Whether it’s painting a room or helping my son through cancer treatment, two thirds of the way through, I can’t see the light at the end of the tunnel, and yet I’ve been going long enough that I’m starting to get exhausted.
That’s how I felt at the dawn of 2014 as I sat down to write about my son’s cancer.
And as we prepare for the much-anticipated end of treatment on June 5, 2015, I thought I would share this post with you once again.
It expresses in such raw honesty how I was feeling as I attempted to adjust to our new reality.
I hope you will enjoy I Still Can’t Believe It which originally appeared on Genuflected January 2, 2014.
“My son is fighting leukemia.” I still can’t believe those words are mine. Those are words that belong to someone else’s sad reality. Someone I feel bad for and simultaneously believe I will never be.
But now those are my words. Sometimes it’s hard to wrap my mind around it. Do you ever get used to saying something like that?
“My son is fighting leukemia.”
We started this battle at the dawn of 2012 with a baby who had just turned two. Now he is four, and he doesn’t look so much like a baby. When you look at him now, running around with an ornery sparkle in his eye and hair on his head, you would never know that he is two thirds of the way through one of the longest cancer treatments in existence.

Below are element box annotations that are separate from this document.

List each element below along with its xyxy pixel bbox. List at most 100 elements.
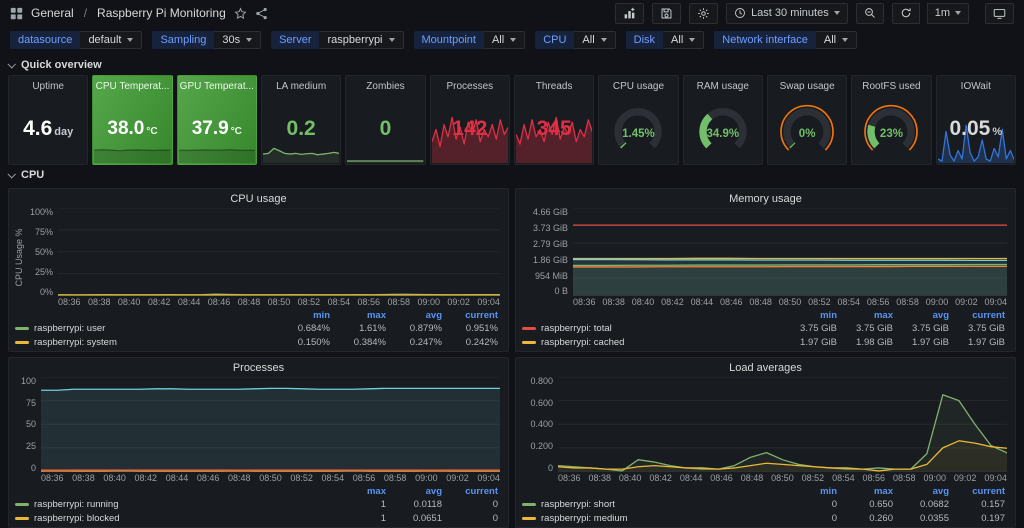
legend-series-name[interactable]: raspberrypi: system — [15, 337, 274, 348]
legend-series-name[interactable]: raspberrypi: total — [522, 323, 781, 334]
legend-col-avg[interactable]: avg — [893, 310, 949, 321]
x-tick-label: 08:58 — [896, 297, 919, 307]
plot-area[interactable] — [573, 208, 1007, 296]
y-axis-ticks: 1007550250 — [13, 377, 41, 484]
panel-title[interactable]: CPU usage — [9, 189, 508, 206]
gauge: 0% — [772, 101, 842, 157]
x-tick-label: 08:54 — [322, 473, 345, 483]
legend-col-avg[interactable]: avg — [386, 486, 442, 497]
x-tick-label: 09:04 — [477, 297, 500, 307]
legend-stat-value: 0.0118 — [386, 499, 442, 510]
variable-value-dropdown[interactable]: raspberrypi — [319, 31, 403, 49]
variable-value-dropdown[interactable]: All — [484, 31, 525, 49]
variable-value-dropdown[interactable]: All — [816, 31, 857, 49]
y-tick-label: 75 — [26, 399, 36, 407]
legend-col-min[interactable]: min — [781, 310, 837, 321]
legend-col-avg[interactable]: avg — [893, 486, 949, 497]
panel-title[interactable]: Memory usage — [516, 189, 1015, 206]
time-range-picker[interactable]: Last 30 minutes — [726, 3, 848, 24]
stat-panel-threads: Threads345 — [514, 75, 594, 165]
chevron-down-icon — [246, 38, 252, 42]
legend-series-name[interactable]: raspberrypi: user — [15, 323, 274, 334]
apps-grid-icon[interactable] — [10, 7, 23, 20]
legend-row: raspberrypi: system0.150%0.384%0.247%0.2… — [13, 336, 500, 350]
legend-series-name[interactable]: raspberrypi: short — [522, 499, 781, 510]
variable-value-dropdown[interactable]: 30s — [214, 31, 261, 49]
legend-series-name[interactable]: raspberrypi: running — [15, 499, 330, 510]
variable-value-dropdown[interactable]: default — [80, 31, 142, 49]
panel-title[interactable]: Processes — [9, 358, 508, 375]
stat-content: 38.0°C — [93, 92, 171, 164]
row-toggle-quick-overview[interactable]: Quick overview — [0, 55, 1024, 75]
breadcrumb-title[interactable]: Raspberry Pi Monitoring — [97, 6, 226, 20]
share-icon[interactable] — [255, 7, 268, 20]
legend-series-name[interactable]: raspberrypi: medium — [522, 513, 781, 524]
x-tick-label: 08:40 — [103, 473, 126, 483]
panel-title[interactable]: Load averages — [516, 358, 1015, 375]
plot-column: 08:3608:3808:4008:4208:4408:4608:4808:50… — [573, 208, 1007, 308]
plot-area[interactable] — [558, 377, 1007, 472]
panel-load-averages: Load averages 0.8000.6000.4000.200008:36… — [515, 357, 1016, 528]
legend-col-current[interactable]: current — [949, 486, 1005, 497]
legend-col-max[interactable]: max — [330, 486, 386, 497]
star-icon[interactable] — [234, 7, 247, 20]
legend-col-min[interactable]: min — [781, 486, 837, 497]
plot-column: 08:3608:3808:4008:4208:4408:4608:4808:50… — [41, 377, 500, 484]
refresh-interval-picker[interactable]: 1m — [927, 3, 969, 24]
series-color-swatch — [522, 503, 536, 506]
legend-header: minmaxavgcurrent — [520, 485, 1007, 499]
legend-series-name[interactable]: raspberrypi: cached — [522, 337, 781, 348]
save-dashboard-button[interactable] — [652, 3, 681, 24]
chevron-down-icon — [127, 38, 133, 42]
plot-area[interactable] — [58, 208, 500, 296]
variable-value-dropdown[interactable]: All — [574, 31, 615, 49]
variable-value-dropdown[interactable]: All — [663, 31, 704, 49]
legend-series-name[interactable]: raspberrypi: blocked — [15, 513, 330, 524]
add-panel-button[interactable] — [615, 3, 644, 24]
dashboard-settings-button[interactable] — [689, 3, 718, 24]
variable-disk: DiskAll — [626, 31, 705, 49]
stat-value: 4.6day — [23, 118, 73, 139]
legend-stat-value: 0.197 — [949, 513, 1005, 524]
breadcrumb-section[interactable]: General — [31, 6, 74, 20]
x-tick-label: 08:44 — [166, 473, 189, 483]
x-tick-label: 09:00 — [415, 473, 438, 483]
plot-column: 08:3608:3808:4008:4208:4408:4608:4808:50… — [558, 377, 1007, 484]
legend-stat-value: 3.75 GiB — [893, 323, 949, 334]
stat-title: CPU Temperat... — [96, 81, 170, 92]
legend-col-current[interactable]: current — [949, 310, 1005, 321]
legend-col-min[interactable]: min — [274, 310, 330, 321]
stat-panel-ram-usage: RAM usage34.9% — [683, 75, 763, 165]
x-tick-label: 08:48 — [228, 473, 251, 483]
stat-value: 0 — [380, 118, 392, 139]
plot-area[interactable] — [41, 377, 500, 472]
panel-memory-usage: Memory usage 4.66 GiB3.73 GiB2.79 GiB1.8… — [515, 188, 1016, 352]
legend-col-max[interactable]: max — [330, 310, 386, 321]
legend-col-avg[interactable]: avg — [386, 310, 442, 321]
y-tick-label: 25% — [35, 268, 53, 276]
legend-col-max[interactable]: max — [837, 486, 893, 497]
gauge: 1.45% — [603, 101, 673, 157]
stat-title: LA medium — [276, 81, 326, 92]
stat-panel-processes: Processes142 — [430, 75, 510, 165]
stat-number: 4.6 — [23, 118, 52, 139]
refresh-button[interactable] — [892, 3, 920, 24]
y-tick-label: 2.79 GiB — [533, 240, 568, 248]
chevron-down-icon — [601, 38, 607, 42]
x-tick-label: 08:38 — [602, 297, 625, 307]
legend-col-max[interactable]: max — [837, 310, 893, 321]
legend-stat-value: 3.75 GiB — [781, 323, 837, 334]
stat-value: 38.0°C — [107, 119, 157, 138]
y-tick-label: 0 — [548, 464, 553, 472]
x-tick-label: 08:52 — [298, 297, 321, 307]
row-toggle-cpu[interactable]: CPU — [0, 165, 1024, 185]
zoom-out-button[interactable] — [856, 3, 884, 24]
legend-col-current[interactable]: current — [442, 310, 498, 321]
series-color-swatch — [522, 341, 536, 344]
cycle-view-button[interactable] — [985, 3, 1014, 24]
series-label: raspberrypi: cached — [541, 337, 624, 348]
gauge-value: 23% — [856, 101, 926, 157]
legend-col-current[interactable]: current — [442, 486, 498, 497]
legend-stat-value: 1 — [330, 499, 386, 510]
x-tick-label: 09:02 — [955, 297, 978, 307]
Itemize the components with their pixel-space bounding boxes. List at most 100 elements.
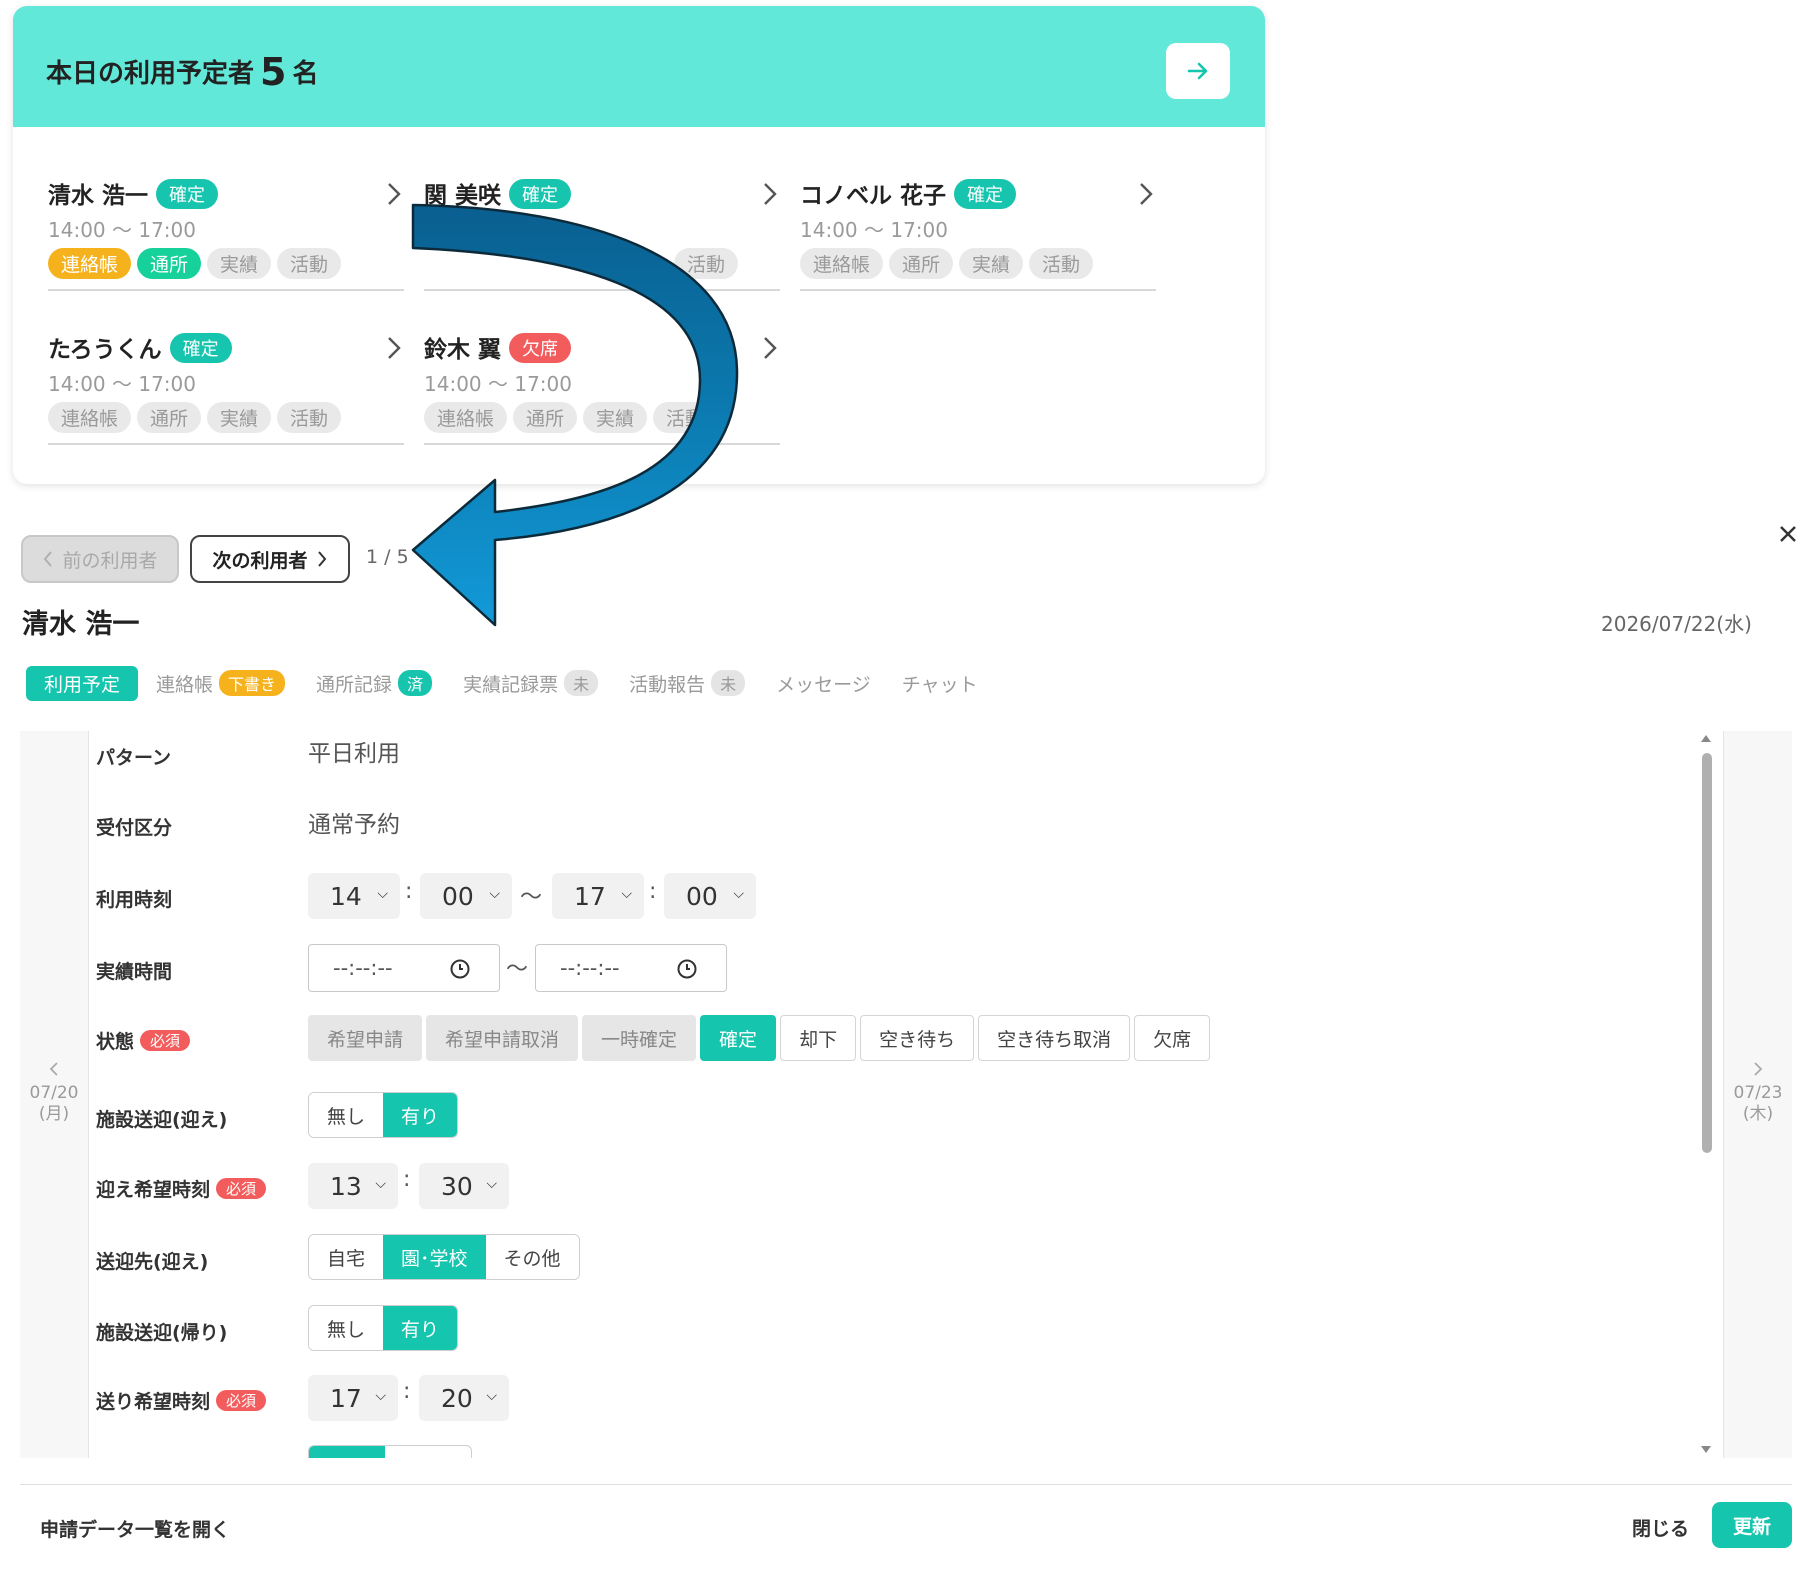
- pickup-time-label-text: 迎え希望時刻: [96, 1179, 211, 1201]
- scroll-down-icon[interactable]: [1700, 1445, 1712, 1455]
- tag-activity: 活動: [277, 402, 342, 433]
- status-option[interactable]: 欠席: [1134, 1015, 1211, 1061]
- pickup-option-yes[interactable]: 有り: [383, 1093, 458, 1137]
- form-scrollbar[interactable]: [1700, 731, 1712, 1458]
- open-list-arrow-button[interactable]: [1166, 43, 1230, 99]
- tag-attendance: 通所: [137, 248, 202, 279]
- usage-end-hour-select[interactable]: 17 ⌵: [552, 873, 644, 919]
- chevron-right-icon[interactable]: [758, 334, 780, 362]
- actual-start-time-value: --:--:--: [333, 956, 393, 980]
- user-name-row: 清水 浩一 確定: [48, 176, 219, 210]
- destination-option-home[interactable]: 自宅: [309, 1235, 384, 1279]
- user-count: 5: [260, 50, 287, 94]
- pickup-time-label: 迎え希望時刻 必須: [96, 1175, 267, 1202]
- tab-activity-report[interactable]: 活動報告未: [629, 670, 746, 697]
- status-label: 状態 必須: [96, 1027, 191, 1054]
- next-day-date: 07/23: [1733, 1083, 1783, 1103]
- destination-option-school[interactable]: 園･学校: [383, 1235, 486, 1279]
- tab-badge: 未: [564, 670, 599, 696]
- prev-user-label: 前の利用者: [62, 549, 158, 572]
- dropoff-toggle: 無し 有り: [308, 1305, 459, 1351]
- tab-record-sheet[interactable]: 実績記録票未: [463, 670, 599, 697]
- card-title: 本日の利用予定者 5 名: [46, 50, 318, 94]
- status-option-selected[interactable]: 確定: [700, 1015, 777, 1061]
- status-option[interactable]: 希望申請取消: [426, 1015, 579, 1061]
- tag-record: 実績: [207, 248, 272, 279]
- open-application-list-link[interactable]: 申請データ一覧を開く: [40, 1515, 230, 1542]
- status-option[interactable]: 空き待ち: [860, 1015, 975, 1061]
- tag-list: 連絡帳 通所 実績 活動: [48, 402, 342, 433]
- destination-option-other[interactable]: その他: [485, 1235, 579, 1279]
- user-item[interactable]: コノベル 花子 確定 14:00 ～ 17:00 連絡帳 通所 実績 活動: [800, 166, 1156, 291]
- tab-chat[interactable]: チャット: [902, 670, 978, 697]
- dropoff-minute-select[interactable]: 20 ⌵: [419, 1375, 509, 1421]
- next-user-button[interactable]: 次の利用者: [190, 535, 350, 583]
- tag-record: 実績: [959, 248, 1024, 279]
- close-icon[interactable]: [1774, 520, 1802, 548]
- prev-day-button[interactable]: 07/20 (月): [20, 731, 89, 1458]
- actual-end-time-input[interactable]: --:--:--: [535, 944, 727, 992]
- user-name: コノベル 花子: [800, 183, 947, 209]
- dropoff-option-none[interactable]: 無し: [309, 1306, 384, 1350]
- user-item[interactable]: たろうくん 確定 14:00 ～ 17:00 連絡帳 通所 実績 活動: [48, 320, 404, 445]
- chevron-right-icon[interactable]: [382, 334, 404, 362]
- status-option[interactable]: 却下: [780, 1015, 857, 1061]
- reception-value: 通常予約: [308, 812, 400, 838]
- tab-notebook[interactable]: 連絡帳 下書き: [156, 670, 286, 697]
- tag-notebook: 連絡帳: [48, 248, 132, 279]
- actual-end-time-value: --:--:--: [560, 956, 620, 980]
- scroll-up-icon[interactable]: [1700, 733, 1712, 743]
- toggle-partial-selected: [309, 1446, 385, 1458]
- pattern-value: 平日利用: [308, 741, 400, 767]
- tab-label: チャット: [901, 673, 978, 696]
- status-option[interactable]: 一時確定: [582, 1015, 697, 1061]
- close-button[interactable]: 閉じる: [1632, 1514, 1689, 1541]
- chevron-right-icon[interactable]: [758, 180, 780, 208]
- chevron-right-icon[interactable]: [1134, 180, 1156, 208]
- tag-notebook: 連絡帳: [800, 248, 884, 279]
- curved-arrow-annotation: [411, 203, 739, 627]
- scroll-thumb[interactable]: [1702, 753, 1712, 1153]
- pickup-option-none[interactable]: 無し: [309, 1093, 384, 1137]
- dropoff-hour-select[interactable]: 17 ⌵: [308, 1375, 398, 1421]
- status-badge: 確定: [954, 179, 1017, 209]
- tab-attendance[interactable]: 通所記録済: [316, 670, 433, 697]
- footer-divider: [20, 1484, 1792, 1485]
- pickup-hour-value: 13: [330, 1171, 362, 1201]
- tab-message[interactable]: メッセージ: [776, 670, 871, 697]
- usage-end-minute-select[interactable]: 00 ⌵: [664, 873, 756, 919]
- tag-attendance: 通所: [137, 402, 202, 433]
- tag-activity: 活動: [1029, 248, 1094, 279]
- card-header: 本日の利用予定者 5 名: [13, 6, 1265, 127]
- actual-start-time-input[interactable]: --:--:--: [308, 944, 500, 992]
- dropoff-option-yes[interactable]: 有り: [383, 1306, 458, 1350]
- chevron-down-icon: ⌵: [375, 1176, 386, 1192]
- tab-schedule[interactable]: 利用予定: [26, 665, 139, 701]
- user-item[interactable]: 清水 浩一 確定 14:00 ～ 17:00 連絡帳 通所 実績 活動: [48, 166, 404, 291]
- prev-day-weekday: (月): [38, 1104, 70, 1124]
- user-time: 14:00 ～ 17:00: [48, 218, 196, 242]
- update-button[interactable]: 更新: [1712, 1502, 1792, 1548]
- chevron-down-icon: ⌵: [375, 1388, 386, 1404]
- pickup-hour-select[interactable]: 13 ⌵: [308, 1163, 398, 1209]
- next-day-button[interactable]: 07/23 (木): [1723, 731, 1792, 1458]
- pickup-minute-select[interactable]: 30 ⌵: [419, 1163, 509, 1209]
- next-toggle-partial[interactable]: [308, 1445, 472, 1458]
- patient-name: 清水 浩一: [22, 609, 140, 640]
- prev-user-button[interactable]: 前の利用者: [21, 535, 179, 583]
- usage-start-hour-select[interactable]: 14 ⌵: [308, 873, 400, 919]
- chevron-left-icon: [49, 1062, 58, 1076]
- next-user-label: 次の利用者: [212, 549, 308, 572]
- tab-label: 通所記録: [316, 673, 393, 696]
- usage-start-minute-select[interactable]: 00 ⌵: [420, 873, 512, 919]
- next-day-weekday: (木): [1742, 1104, 1774, 1124]
- status-option[interactable]: 希望申請: [308, 1015, 423, 1061]
- tab-label: 連絡帳: [156, 673, 214, 696]
- tag-list: 連絡帳 通所 実績 活動: [48, 248, 342, 279]
- pattern-label: パターン: [96, 747, 172, 769]
- visit-date: 2026/07/22(水): [1601, 612, 1752, 636]
- tab-label: 活動報告: [629, 673, 706, 696]
- user-time: 14:00 ～ 17:00: [800, 218, 948, 242]
- status-option[interactable]: 空き待ち取消: [978, 1015, 1131, 1061]
- chevron-right-icon[interactable]: [382, 180, 404, 208]
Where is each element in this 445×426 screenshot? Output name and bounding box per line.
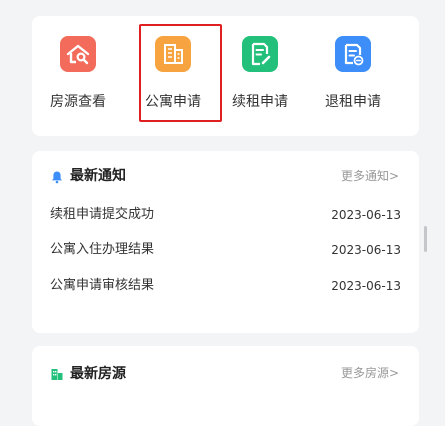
- houses-header: 最新房源 更多房源>: [32, 346, 419, 394]
- document-cancel-icon: [335, 36, 371, 72]
- page: 房源查看 公寓申请 续租申请 退租申请 最新通知 更多通知> 续租申请提交成功 …: [0, 0, 445, 426]
- quick-action-house-view[interactable]: 房源查看: [38, 36, 118, 136]
- more-notices-link[interactable]: 更多通知>: [341, 168, 399, 184]
- selection-highlight: [139, 24, 222, 122]
- quick-action-label: 续租申请: [232, 94, 288, 110]
- notice-item[interactable]: 公寓申请审核结果 2023-06-13: [50, 275, 401, 297]
- notices-title: 最新通知: [70, 168, 126, 184]
- house-search-icon: [60, 36, 96, 72]
- quick-action-label: 房源查看: [50, 94, 106, 110]
- notice-item[interactable]: 公寓入住办理结果 2023-06-13: [50, 239, 401, 261]
- notice-date: 2023-06-13: [331, 243, 401, 257]
- building-icon: [50, 366, 64, 380]
- notice-date: 2023-06-13: [331, 208, 401, 222]
- quick-actions-card: 房源查看 公寓申请 续租申请 退租申请: [32, 16, 419, 136]
- notice-item[interactable]: 续租申请提交成功 2023-06-13: [50, 204, 401, 226]
- notice-title: 公寓入住办理结果: [50, 242, 155, 257]
- notice-title: 公寓申请审核结果: [50, 278, 155, 293]
- bell-icon: [50, 169, 64, 184]
- quick-action-renew-lease[interactable]: 续租申请: [220, 36, 300, 136]
- document-edit-icon: [242, 36, 278, 72]
- more-houses-link[interactable]: 更多房源>: [341, 365, 399, 381]
- quick-action-label: 退租申请: [325, 94, 381, 110]
- quick-action-terminate-lease[interactable]: 退租申请: [313, 36, 393, 136]
- notices-card: 最新通知 更多通知> 续租申请提交成功 2023-06-13 公寓入住办理结果 …: [32, 151, 419, 333]
- scrollbar[interactable]: [424, 226, 427, 252]
- notices-header: 最新通知 更多通知>: [32, 151, 419, 199]
- notice-title: 续租申请提交成功: [50, 207, 155, 222]
- houses-title: 最新房源: [70, 366, 126, 382]
- houses-card: 最新房源 更多房源>: [32, 346, 419, 426]
- notice-date: 2023-06-13: [331, 279, 401, 293]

You wouldn’t guess that he takes oral chemo every night, sometimes two kinds, and he goes to Omaha once a month for spinal taps and IV chemotherapy. He looks healthy, even healthy enough that some days you can forget for a moment. You can lie and tell yourself that those words aren’t your words, “My son is fighting leukemia.” But the truth is, they are.
Before bed tonight, out of the blue, Cooper told me, “Mom, if I die then I will be with Jesus in heaven, and I will still love you.” I blinked back tears. I’m glad he knows about Jesus. I wish he didn’t know about death.
But we talk about death in our family. I suppose that’s not normal; however, when you are praying for a friend’s baby and that baby dies of cancer, you talk about death. We don’t dwell on it, but it is a part of our life.
In our life, kids can die. In our life you raise money for cancer research, because you’ve seen the face of kids, like baby Knox, who needed more research.
So we won’t forget that those words are our words: “My son is fighting leukemia.” Although those words bring pain, they also bring strength. They bring the ability to talk about the hard things in life and focus on the true life that comes after this one.
Those words remind us that we are on a journey, however unwillingly – a priceless crash course in life. And that crash course has handed us countless hard-won lessons.
And those lessons we have learned amidst the suffering are the truest; the most filled with wisdom. That is why, when I feel them starting to slip through the sands of my memory like the face of a loved one who has passed, I sit there until I can remember what I don’t want to forget: what’s important; who’s really in control; the true good that lies in every person; God’s breathtaking ability to bless in the midst of sorrow; the understanding that my kids belong to Jesus, and through His mercy He is allowing me to take care of them for a little while.
So this year when I say our words – “My son is fighting leukemia.”- I’ll know what I’m actually saying. Life is hard, harder than I ever thought it could be, but it’s also more meaningful and rich with blessings than I ever dreamed possible.